Yesterday saw the first proposals from the independent Boundary Commission, which has been tasked with finding a way to reduce the total number of MPs from 650 to 600 before the next general election in 2020.
One of the restrictions on the commission is to make every constituency hold roughly about 74,000 constituents. Analysis of their first draft suggests Labour could lose up to 23 seats before a single vote has even been cast.
Labour, who are already sitting an average of 11 points behind the Tories, say they will oppose the Boundary Commission’s proposals, saying the body is politically motivated.
Scotland will lose six MPs, going from 59 to 53. The Boundary Commission for Scotland is set to release its first proposals next month.
Jeremy Corbyn, George Osborne and Boris Johnson will all will have their seats redrawn, with the Labour leader’s Islington North constituency disappearing completely.
Jon Ashworth, Labour’s shadow Cabinet Office minister, was furious. “This proposal is certainly about disadvantaging the Labour party in the next General Election,” he told BBC Radio 4’s Today programme. “That’s why they’ve gone from 650 seats to 600 – by the way, at the same time stuffing the House of Lords with 260 unelected lords at a cost of £30 million, but they don’t tell us about that.”
The Labour MP said the Commission’s proposals were skewed as they were using data from December 2015, rather than from a few months later when an extra two million people registered to vote in the referendum on the UK’s membership of the EU.

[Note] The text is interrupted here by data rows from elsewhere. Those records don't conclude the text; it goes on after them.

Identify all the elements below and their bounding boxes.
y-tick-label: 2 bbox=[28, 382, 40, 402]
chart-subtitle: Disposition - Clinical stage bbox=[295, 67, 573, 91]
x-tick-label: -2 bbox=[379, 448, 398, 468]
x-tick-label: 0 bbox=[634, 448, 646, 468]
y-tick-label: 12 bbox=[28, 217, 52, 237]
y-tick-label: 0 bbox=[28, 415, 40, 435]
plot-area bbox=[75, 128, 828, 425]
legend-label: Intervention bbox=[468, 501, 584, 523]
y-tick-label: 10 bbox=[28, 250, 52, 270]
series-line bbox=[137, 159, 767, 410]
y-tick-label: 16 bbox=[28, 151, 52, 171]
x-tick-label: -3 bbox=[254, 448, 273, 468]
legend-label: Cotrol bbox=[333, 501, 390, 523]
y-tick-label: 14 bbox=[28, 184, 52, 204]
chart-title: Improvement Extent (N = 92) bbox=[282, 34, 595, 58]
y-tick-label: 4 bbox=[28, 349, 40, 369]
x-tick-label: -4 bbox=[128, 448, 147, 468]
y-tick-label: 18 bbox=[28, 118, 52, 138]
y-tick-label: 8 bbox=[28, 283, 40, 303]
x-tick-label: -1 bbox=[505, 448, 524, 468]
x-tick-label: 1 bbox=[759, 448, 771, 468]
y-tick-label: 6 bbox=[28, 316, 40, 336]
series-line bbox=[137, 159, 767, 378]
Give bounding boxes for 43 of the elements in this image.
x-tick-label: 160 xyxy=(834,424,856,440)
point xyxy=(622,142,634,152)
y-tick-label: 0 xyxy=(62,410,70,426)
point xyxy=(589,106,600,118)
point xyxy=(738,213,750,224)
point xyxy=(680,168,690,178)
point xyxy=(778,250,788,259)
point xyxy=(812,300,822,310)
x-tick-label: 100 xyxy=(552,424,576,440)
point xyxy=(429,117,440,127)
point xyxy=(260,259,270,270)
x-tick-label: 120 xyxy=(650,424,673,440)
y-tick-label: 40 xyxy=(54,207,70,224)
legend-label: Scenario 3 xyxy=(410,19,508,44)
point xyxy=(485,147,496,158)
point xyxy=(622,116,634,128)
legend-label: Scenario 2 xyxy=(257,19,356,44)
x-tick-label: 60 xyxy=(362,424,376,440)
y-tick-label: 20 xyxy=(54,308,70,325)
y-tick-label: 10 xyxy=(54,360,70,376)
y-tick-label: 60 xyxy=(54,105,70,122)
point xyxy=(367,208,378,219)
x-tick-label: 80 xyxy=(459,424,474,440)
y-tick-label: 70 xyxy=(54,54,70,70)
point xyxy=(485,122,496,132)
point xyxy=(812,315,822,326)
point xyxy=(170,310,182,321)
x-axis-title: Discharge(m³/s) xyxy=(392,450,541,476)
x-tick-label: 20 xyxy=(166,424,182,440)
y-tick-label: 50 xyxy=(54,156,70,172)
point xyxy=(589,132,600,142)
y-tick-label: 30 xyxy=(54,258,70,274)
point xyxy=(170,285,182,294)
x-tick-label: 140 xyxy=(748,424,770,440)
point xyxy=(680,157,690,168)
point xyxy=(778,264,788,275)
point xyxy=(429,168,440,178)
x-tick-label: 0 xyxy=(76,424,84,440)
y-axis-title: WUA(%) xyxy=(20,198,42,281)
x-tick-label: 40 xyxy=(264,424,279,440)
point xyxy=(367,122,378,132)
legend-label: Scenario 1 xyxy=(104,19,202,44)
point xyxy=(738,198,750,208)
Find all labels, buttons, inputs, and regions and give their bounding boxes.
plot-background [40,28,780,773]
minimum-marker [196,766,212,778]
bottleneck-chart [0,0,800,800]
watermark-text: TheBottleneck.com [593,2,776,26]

“If the question is ‘should the constituencies be of equal numbers?’ then we are in favour of the principle of more equal constituencies,” Ashworth said. “But what this is doing is proceeding with a boundary review when there’s two million people missing from the electoral register. The effect of not using that register is to deny the voice of two million people.”
Denying accusations of political interference, the Boundary Commission’s Sam Hartley told Today: “We don’t take into account any effect on the political ramifications of our proposals. We are not the government and we are not parliament. Our role is to make sure we take an independent view on the boundary proposals.”
This is the first stage in the process. There are still another three rounds of consultation before the new constituencies are finalised.
One pro-Corbyn member of Labour’s National Executive Committee (NEC) said the new boundaries would be the perfect opportunity for the Labour Party to ditch MPs showing insufficient loyalty to the party’s beleaguered leader.
Darren Williams, a Cardiff councillor and Corbyn supporter who was elected to the NEC in July, said: “I think where MPs have consistently demonstrated their disloyalty to the party leader and to the views on which he was elected, then I think party members are within their rights to ask whether those MPs should continue to represent them.”